On Tuesday, a small group culled from both sides talked about the WGA’s counteroffer. Noted a WGA source, “Questions were exchanged. There was some haggling. This will continue tomorrow.” Said another WGA insider, “Our negotiators have been played so often. But it’s not bad. They’re at least engaged.” And a third party familiar with the talks e-mailed me, “The tone of ‘haggle’ is it. I’m encouraged.”
Bowman argues that the latest WGA proposal would cost the Hollywood studios and networks $151 million over three years. But the AMPTP claims its proposal would give the WGA $130 million over three years.

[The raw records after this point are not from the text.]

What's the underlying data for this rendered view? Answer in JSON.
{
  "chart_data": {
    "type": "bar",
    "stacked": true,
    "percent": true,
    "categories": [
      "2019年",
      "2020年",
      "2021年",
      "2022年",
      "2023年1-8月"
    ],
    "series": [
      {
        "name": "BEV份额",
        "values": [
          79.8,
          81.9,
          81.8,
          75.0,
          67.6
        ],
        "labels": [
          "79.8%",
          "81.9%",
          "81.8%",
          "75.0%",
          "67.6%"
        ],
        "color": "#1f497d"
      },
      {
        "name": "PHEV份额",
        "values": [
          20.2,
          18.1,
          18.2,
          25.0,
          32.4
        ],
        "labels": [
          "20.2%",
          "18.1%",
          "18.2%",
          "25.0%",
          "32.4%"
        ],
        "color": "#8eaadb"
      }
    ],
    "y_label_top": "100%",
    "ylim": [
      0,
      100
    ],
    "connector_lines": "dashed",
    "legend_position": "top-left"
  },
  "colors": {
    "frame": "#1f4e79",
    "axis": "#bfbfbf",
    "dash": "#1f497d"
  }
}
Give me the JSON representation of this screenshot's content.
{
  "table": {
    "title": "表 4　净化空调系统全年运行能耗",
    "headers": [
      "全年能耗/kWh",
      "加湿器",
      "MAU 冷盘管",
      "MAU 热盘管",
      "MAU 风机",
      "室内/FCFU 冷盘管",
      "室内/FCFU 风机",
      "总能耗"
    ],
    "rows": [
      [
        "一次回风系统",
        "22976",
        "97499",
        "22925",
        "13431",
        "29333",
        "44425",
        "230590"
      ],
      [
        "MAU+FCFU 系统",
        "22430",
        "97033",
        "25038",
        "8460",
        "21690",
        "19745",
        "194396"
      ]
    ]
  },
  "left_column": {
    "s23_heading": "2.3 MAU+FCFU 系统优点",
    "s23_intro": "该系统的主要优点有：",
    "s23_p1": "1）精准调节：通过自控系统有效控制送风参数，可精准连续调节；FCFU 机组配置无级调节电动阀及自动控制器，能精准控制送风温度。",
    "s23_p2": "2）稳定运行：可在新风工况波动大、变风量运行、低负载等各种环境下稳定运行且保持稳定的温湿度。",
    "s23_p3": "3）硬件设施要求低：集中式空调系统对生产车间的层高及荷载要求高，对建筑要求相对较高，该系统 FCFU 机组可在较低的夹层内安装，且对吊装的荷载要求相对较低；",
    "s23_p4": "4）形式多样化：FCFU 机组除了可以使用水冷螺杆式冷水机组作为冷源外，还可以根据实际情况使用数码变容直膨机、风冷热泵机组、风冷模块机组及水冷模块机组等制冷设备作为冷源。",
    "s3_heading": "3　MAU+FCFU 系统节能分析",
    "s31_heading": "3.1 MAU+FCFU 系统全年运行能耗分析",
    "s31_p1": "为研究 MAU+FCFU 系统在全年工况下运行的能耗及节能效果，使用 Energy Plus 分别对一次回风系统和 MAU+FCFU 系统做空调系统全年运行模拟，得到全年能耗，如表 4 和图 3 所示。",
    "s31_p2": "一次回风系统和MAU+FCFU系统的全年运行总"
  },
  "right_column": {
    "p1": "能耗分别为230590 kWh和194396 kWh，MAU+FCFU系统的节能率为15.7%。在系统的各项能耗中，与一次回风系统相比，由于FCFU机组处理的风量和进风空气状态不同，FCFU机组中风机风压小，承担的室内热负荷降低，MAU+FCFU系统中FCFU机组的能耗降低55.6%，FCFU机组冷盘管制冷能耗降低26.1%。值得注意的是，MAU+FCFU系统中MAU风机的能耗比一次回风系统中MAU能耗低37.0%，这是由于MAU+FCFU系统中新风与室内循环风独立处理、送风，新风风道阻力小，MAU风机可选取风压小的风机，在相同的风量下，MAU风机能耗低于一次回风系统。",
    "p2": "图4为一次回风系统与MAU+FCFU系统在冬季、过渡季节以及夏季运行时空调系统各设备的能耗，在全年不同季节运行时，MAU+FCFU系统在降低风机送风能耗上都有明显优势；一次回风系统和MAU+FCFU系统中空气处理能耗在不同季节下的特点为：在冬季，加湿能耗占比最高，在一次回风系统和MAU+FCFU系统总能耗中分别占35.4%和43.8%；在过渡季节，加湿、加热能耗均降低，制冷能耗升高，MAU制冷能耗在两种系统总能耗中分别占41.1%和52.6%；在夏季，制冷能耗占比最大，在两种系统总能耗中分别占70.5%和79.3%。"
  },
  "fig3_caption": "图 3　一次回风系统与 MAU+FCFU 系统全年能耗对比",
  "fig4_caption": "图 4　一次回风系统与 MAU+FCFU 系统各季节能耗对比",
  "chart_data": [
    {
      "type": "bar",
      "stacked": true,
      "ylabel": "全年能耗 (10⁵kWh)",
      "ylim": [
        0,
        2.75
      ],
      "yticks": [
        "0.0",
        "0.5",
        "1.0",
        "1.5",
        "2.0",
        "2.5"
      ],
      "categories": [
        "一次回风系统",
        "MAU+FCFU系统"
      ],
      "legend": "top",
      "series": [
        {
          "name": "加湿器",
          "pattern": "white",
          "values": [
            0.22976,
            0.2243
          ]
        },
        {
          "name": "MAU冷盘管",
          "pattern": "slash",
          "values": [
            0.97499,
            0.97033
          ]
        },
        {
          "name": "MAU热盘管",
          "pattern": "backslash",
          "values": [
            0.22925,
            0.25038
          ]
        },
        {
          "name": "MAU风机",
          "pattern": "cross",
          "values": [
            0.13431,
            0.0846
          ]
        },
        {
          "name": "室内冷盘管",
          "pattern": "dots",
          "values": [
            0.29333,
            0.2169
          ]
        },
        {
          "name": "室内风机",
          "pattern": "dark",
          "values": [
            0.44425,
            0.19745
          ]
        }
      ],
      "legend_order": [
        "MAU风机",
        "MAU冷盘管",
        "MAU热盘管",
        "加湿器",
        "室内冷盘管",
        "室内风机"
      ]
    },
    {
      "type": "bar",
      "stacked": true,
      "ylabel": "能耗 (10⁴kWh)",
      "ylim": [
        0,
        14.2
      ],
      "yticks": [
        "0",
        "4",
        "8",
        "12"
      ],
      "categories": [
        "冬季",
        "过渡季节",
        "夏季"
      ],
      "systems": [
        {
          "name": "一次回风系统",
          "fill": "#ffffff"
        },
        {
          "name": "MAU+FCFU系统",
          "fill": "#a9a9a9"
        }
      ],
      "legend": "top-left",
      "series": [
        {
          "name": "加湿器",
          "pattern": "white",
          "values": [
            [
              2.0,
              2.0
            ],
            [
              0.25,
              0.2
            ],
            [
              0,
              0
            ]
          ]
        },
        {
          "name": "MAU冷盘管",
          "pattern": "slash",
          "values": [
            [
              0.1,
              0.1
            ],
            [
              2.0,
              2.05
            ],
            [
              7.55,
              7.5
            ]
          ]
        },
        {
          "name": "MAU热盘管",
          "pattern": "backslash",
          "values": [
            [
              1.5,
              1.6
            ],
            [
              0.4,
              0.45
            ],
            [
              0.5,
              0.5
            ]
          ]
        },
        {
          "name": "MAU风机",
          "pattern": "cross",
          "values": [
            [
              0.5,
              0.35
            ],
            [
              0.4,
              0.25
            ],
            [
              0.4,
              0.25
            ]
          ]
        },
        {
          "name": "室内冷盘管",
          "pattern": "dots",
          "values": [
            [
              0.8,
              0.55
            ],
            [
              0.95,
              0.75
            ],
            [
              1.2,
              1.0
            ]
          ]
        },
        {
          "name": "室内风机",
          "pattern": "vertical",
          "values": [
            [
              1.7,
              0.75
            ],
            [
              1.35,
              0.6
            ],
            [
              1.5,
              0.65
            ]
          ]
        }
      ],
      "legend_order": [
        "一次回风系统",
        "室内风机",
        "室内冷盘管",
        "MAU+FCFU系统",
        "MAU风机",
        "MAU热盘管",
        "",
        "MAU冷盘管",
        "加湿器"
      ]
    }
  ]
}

STILL, IT’S A BREAKTHROUGH that the writers are trying to sound conciliatory. “We greet their public willingness to make such an offer with real interest. If the AMPTP is serious about this figure, the WGA is confident we are closer to a deal than anyone has suggested.”
So are the producers, who took out full-page ads in Tuesday’s trades trying to sound less scary. Rather than a “take-it-or-leave-it” offer, the AMPTP proposal “is designed to allow both sides to engage in the kind of substantive give-and-take negotiation that can lead to common ground. . . . This is not a zero-sum campaign where there is one winner and one loser. We need the writers, and the writers need us. And we need to work together if we are to navigate the rapids of this increasingly complex, high-tech economy.”

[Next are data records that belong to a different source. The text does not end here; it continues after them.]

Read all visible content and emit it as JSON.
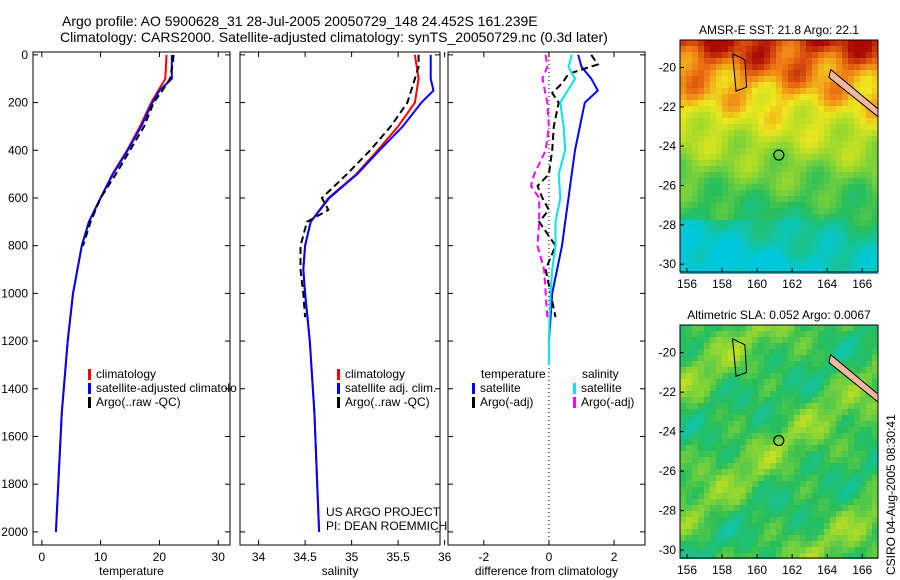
{
  "title_line1": "Argo profile: AO 5900628_31 28-Jul-2005 20050729_148 24.452S 161.239E",
  "title_line2": "Climatology: CARS2000. Satellite-adjusted climatology: synTS_20050729.nc (0.3d later)",
  "side_label": "CSIRO 04-Aug-2005 08:30:41",
  "credit": [
    "US ARGO PROJECT",
    "PI: DEAN ROEMMICH"
  ],
  "colors": {
    "climatology": "#ff0000",
    "satellite": "#0000ff",
    "argo": "#000000",
    "sal_satellite": "#00e5ee",
    "sal_argo": "#ff00ff"
  },
  "chart_data": [
    {
      "type": "line",
      "xlabel": "temperature",
      "xlim": [
        -1.5,
        32
      ],
      "xticks": [
        0,
        10,
        20,
        30
      ],
      "ylim": [
        2055,
        -12
      ],
      "yticks": [
        0,
        200,
        400,
        600,
        800,
        1000,
        1200,
        1400,
        1600,
        1800,
        2000
      ],
      "legend": [
        "climatology",
        "satellite-adjusted climatolo",
        "Argo(..raw -QC)"
      ],
      "series": [
        {
          "name": "climatology",
          "depth": [
            0,
            100,
            200,
            300,
            400,
            500,
            600,
            700,
            800,
            1000,
            1200,
            1500,
            2000
          ],
          "values": [
            21.2,
            21,
            18.6,
            16.7,
            14.5,
            12,
            10,
            8,
            6.8,
            5.3,
            4.4,
            3.4,
            2.4
          ]
        },
        {
          "name": "satellite-adjusted climatology",
          "depth": [
            0,
            100,
            150,
            200,
            300,
            400,
            500,
            600,
            700,
            800,
            1000,
            1200,
            1500,
            2000
          ],
          "values": [
            22.1,
            22.1,
            20,
            18.8,
            16.9,
            14.6,
            12.1,
            10,
            8,
            6.8,
            5.3,
            4.4,
            3.4,
            2.4
          ]
        },
        {
          "name": "Argo(..raw -QC)",
          "depth": [
            0,
            30,
            100,
            150,
            200,
            300,
            400,
            500,
            600,
            700,
            800
          ],
          "values": [
            22.4,
            22.3,
            21.8,
            20.5,
            19,
            17.4,
            15,
            12.6,
            10,
            8.3,
            7
          ]
        }
      ]
    },
    {
      "type": "line",
      "xlabel": "salinity",
      "xlim": [
        33.8,
        35.95
      ],
      "xticks": [
        34,
        34.5,
        35,
        35.5,
        36
      ],
      "ylim": [
        2055,
        -12
      ],
      "legend": [
        "climatology",
        "satellite adj. clim.",
        "Argo(..raw -QC)"
      ],
      "series": [
        {
          "name": "climatology",
          "depth": [
            0,
            100,
            200,
            300,
            400,
            500,
            600,
            700,
            800,
            900,
            1000,
            1200,
            1500,
            2000
          ],
          "values": [
            35.68,
            35.72,
            35.68,
            35.5,
            35.28,
            35.05,
            34.75,
            34.56,
            34.5,
            34.48,
            34.5,
            34.55,
            34.6,
            34.65
          ]
        },
        {
          "name": "satellite adj. clim.",
          "depth": [
            0,
            100,
            150,
            200,
            300,
            400,
            500,
            600,
            700,
            800,
            900,
            1000,
            1200,
            1500,
            2000
          ],
          "values": [
            35.85,
            35.85,
            35.88,
            35.75,
            35.55,
            35.3,
            35.06,
            34.76,
            34.56,
            34.5,
            34.48,
            34.5,
            34.55,
            34.6,
            34.65
          ]
        },
        {
          "name": "Argo(..raw -QC)",
          "depth": [
            0,
            50,
            100,
            200,
            300,
            400,
            500,
            600,
            650,
            700,
            800,
            900,
            1000,
            1100
          ],
          "values": [
            35.72,
            35.72,
            35.68,
            35.6,
            35.42,
            35.2,
            34.95,
            34.68,
            34.75,
            34.52,
            34.45,
            34.45,
            34.48,
            34.5
          ]
        }
      ]
    },
    {
      "type": "line",
      "xlabel": "difference from climatology",
      "xlim": [
        -3.1,
        2.95
      ],
      "xticks": [
        -2,
        0,
        2
      ],
      "ylim": [
        2055,
        -12
      ],
      "legend_headers": [
        "temperature",
        "salinity"
      ],
      "legend": [
        "satellite",
        "Argo(-adj)",
        "satellite",
        "Argo(-adj)"
      ],
      "series": [
        {
          "name": "temperature satellite",
          "depth": [
            0,
            50,
            100,
            150,
            200,
            300,
            400,
            500,
            600,
            700,
            800,
            900,
            1000,
            1100,
            1200
          ],
          "values": [
            0.9,
            1.0,
            1.3,
            1.5,
            1.1,
            0.95,
            0.8,
            0.7,
            0.6,
            0.5,
            0.4,
            0.25,
            0.1,
            0.05,
            0
          ]
        },
        {
          "name": "temperature Argo(-adj)",
          "depth": [
            0,
            40,
            80,
            120,
            160,
            200,
            300,
            400,
            500,
            550,
            600,
            650,
            700,
            800,
            900,
            1000,
            1100
          ],
          "values": [
            1.3,
            1.5,
            0.6,
            0.4,
            0.1,
            0.3,
            0.15,
            0.1,
            0.0,
            -0.35,
            -0.2,
            0.0,
            -0.3,
            0.2,
            -0.1,
            0.05,
            0.2
          ]
        },
        {
          "name": "salinity satellite",
          "depth": [
            0,
            50,
            100,
            200,
            300,
            400,
            500,
            600,
            700,
            800,
            900,
            1000,
            1100,
            1200,
            1300
          ],
          "values": [
            0.7,
            0.6,
            0.8,
            0.35,
            0.45,
            0.5,
            0.3,
            0.35,
            0.2,
            0.2,
            0.1,
            0.05,
            0.02,
            0,
            0
          ]
        },
        {
          "name": "salinity Argo(-adj)",
          "depth": [
            0,
            50,
            100,
            200,
            300,
            400,
            500,
            550,
            600,
            700,
            800,
            900,
            1000,
            1100
          ],
          "values": [
            -0.1,
            -0.05,
            -0.2,
            -0.05,
            0,
            -0.1,
            -0.45,
            -0.55,
            -0.3,
            -0.3,
            -0.35,
            -0.15,
            -0.1,
            -0.05
          ]
        }
      ]
    },
    {
      "type": "heatmap",
      "title": "AMSR-E SST: 21.8 Argo: 22.1",
      "xlim": [
        155.6,
        166.9
      ],
      "ylim": [
        -30.4,
        -18.6
      ],
      "xticks": [
        156,
        158,
        160,
        162,
        164,
        166
      ],
      "yticks": [
        -20,
        -22,
        -24,
        -26,
        -28,
        -30
      ],
      "marker": [
        161.239,
        -24.452
      ]
    },
    {
      "type": "heatmap",
      "title": "Altimetric SLA: 0.052 Argo: 0.0067",
      "xlim": [
        155.6,
        166.9
      ],
      "ylim": [
        -30.4,
        -18.6
      ],
      "xticks": [
        156,
        158,
        160,
        162,
        164,
        166
      ],
      "yticks": [
        -20,
        -22,
        -24,
        -26,
        -28,
        -30
      ],
      "marker": [
        161.239,
        -24.452
      ]
    }
  ]
}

That sure sounds swell. But consider what a Hollywood mogul told me by way of summing up the negotiations so far, “We’re tough, and they’re stupid.” Meanwhile, a WGA board member was e-mailing guildists “The Playbook of the AMPTP,” which would have made Karl Rove proud. I ask, How is this helpful? I’m constantly reminding both sides that Hollywood is a collaborative business, and that the archetypical union movie screenplay Norma Rae was greenlit by a studio, after all.
There is not unanimity within the mogul camp on how to proceed with these resumed AMPTP-WGA talks. For one thing, not all their agendas are the same: There are the mostly movie studios, the mostly TV networks, and the studios that own networks, and the networks that own studios. But all are led by a handful of CEOs who are the power behind the AMPTP throne. In the old days of guild talks, the AMPTP was made up of hundreds of real producers. That’s the reason this negotiation is so dramatically different from the strike of 1988. Because honest-to-god independent producers went by the wayside when financial syndication rules were eased. Then came Big Media consolidation, so now there’s no Aaron Spelling or Carsey Werner in the mix at the AMPTP telling Big Media to play nice. Now the bullies are in charge of the playground.